9.1 Directed Threaded VM

但是,实现虚拟机最有效的方法之一就是所谓的线程代码[4,19]。 使用交换分派的纯字节码解释器必须获取要执行的下一个字节码,并在表中查找其定义。 然后,它必须将执行控制权转移到定义。 相反,直接线程化的想法是将字节码替换为其定义的起始地址。 此外,每个操作码实现都以结尾语结尾,以调度下一个操作码。 这种技术的实用性在于它消除了调度表和中央调度循环的必要性。 使用此技术可使我们在深度为8时达到每秒17848.876千字节,在深度为32时达到每秒53593.384千字节。

9.2 Context Threaded VM

直接线程[19]的问题之一是它倾向于增加分支的错误预测。 主要问题是,计算出的goto目标很难预测。 另一种方法是上下文线程[5]。 这个想法是一致地使用IP寄存器,并在可能的情况下根据IP寄存器的值使用调用和返回。 这与简单地使用子例程调用不同,因为没有传递任何参数,并且不会生成子例程调用的序言和结语。 这样做需要生成汇编,因为C不允许我们直接生成裸调用和返回指令。 因此,我们生成了与上下文线程VM对应的X86-64程序集,并对其进行了编译。 图9给出了伪组装中该虚拟机的片段。

Model based Fuzzers

Generating inputs using grammars were initially explored by Burkhadt [8], and later by Hanford [25] and Purdom [45]. Modern fuzzing tools that use some input models include CSmith [63], LangFuzz [27], Grammarinator [26] (Python), and Domato [20] (Python), Skyfire [58] (Python), and Superion [59], which extends AFL.

Grammar Learning

There is a large amount of research on inferring regular grammars from blackbox sys-tems [15, 56, 57]. The notable algorithms include L* [1] and RPNI [42]. Blackbox approaches can also be used to learn context-free grammars. Notable approaches include version spaces [53], and GRIDS [33]. GLADE [3] and later REINAM [61] derives the context-free in-put grammar focusing on blackbox programs.

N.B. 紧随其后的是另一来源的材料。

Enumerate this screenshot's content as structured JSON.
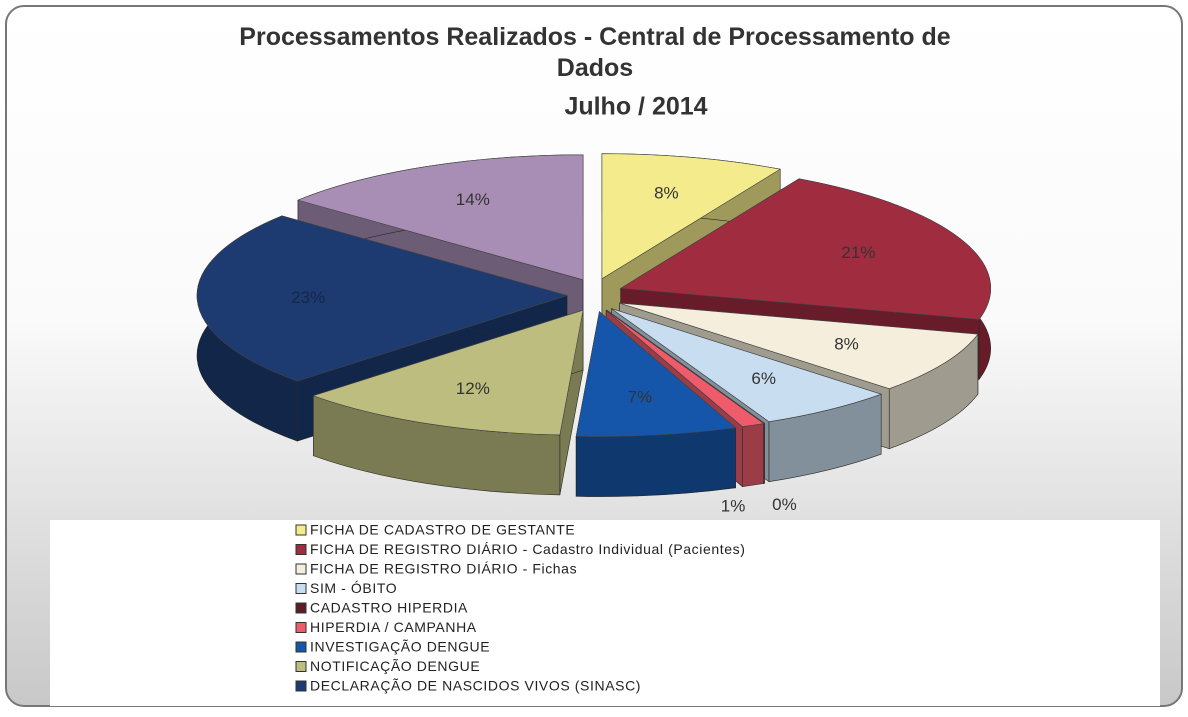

Other notable works include the approach by Lin et al. [34] which extracts the AST from programs that parse their input, AUTOGRAM by Höschele et al. [29, 28] which learns the input grammar through active learn-ing using source code of the program, Tupni [14] by Cui et al. which reverse engineers input formats us-ing taint tracking, Prospex [12] from Comparetti et al. which is able to reverse engineer network protocols, and Polyglot [9] by Caballero et al. Another approach for model learning is through ma-chine learning techniques where the model is not formally represented as a grammar. Pulsar [21] infers a Markov model for representing protocols. Gode-froid et al. [23] uses the learned language model to fuzz. IUST-DeepFuzz from Nasrabadi et al. [40] uses infers a neural language model using RNNs from the given corpus of data, which is used for fuzzing.

Faster execution

One of the major concerns of fuzzers is the speed of execution — to be effective, a fuzzer needs to generate a plausible input, and execute the program under fuzzing. Given that programs often have instrumentation enabled for tracing coverage, it becomes useful to reduce the overhead due to in-strumentation. The untracer from Nagy et al. [39] can remove the overhead of tracing from parts of the program already covered, and hence make the overall program execution faster. Another approach by Hsu et al. [30] shows that it is possible to reduce the over-head of instrumentation even further by instrument-ing only the parts that are required to differentiate paths.

Grammar fuzzers

A number of grammar based fuzzers exist that take in some form of a grammar. The fuzzers such as Gramfuzz[24], Grammarinator [26], Dharma [38], Domato [20], and CSS Fuzz [46] allow context-free grammars to be specified exter-nally. Other fuzzers [13, 60] allow specifying a reg-ular grammar or equivalent as the input grammar. Some [17] also allow constraint languages to specify context sensitive features. Other notable research on grammar based fuzzers include Nautilus [2], Blend-fuzz [62], and the Godefroid’s grammar based white-box fuzzing [22].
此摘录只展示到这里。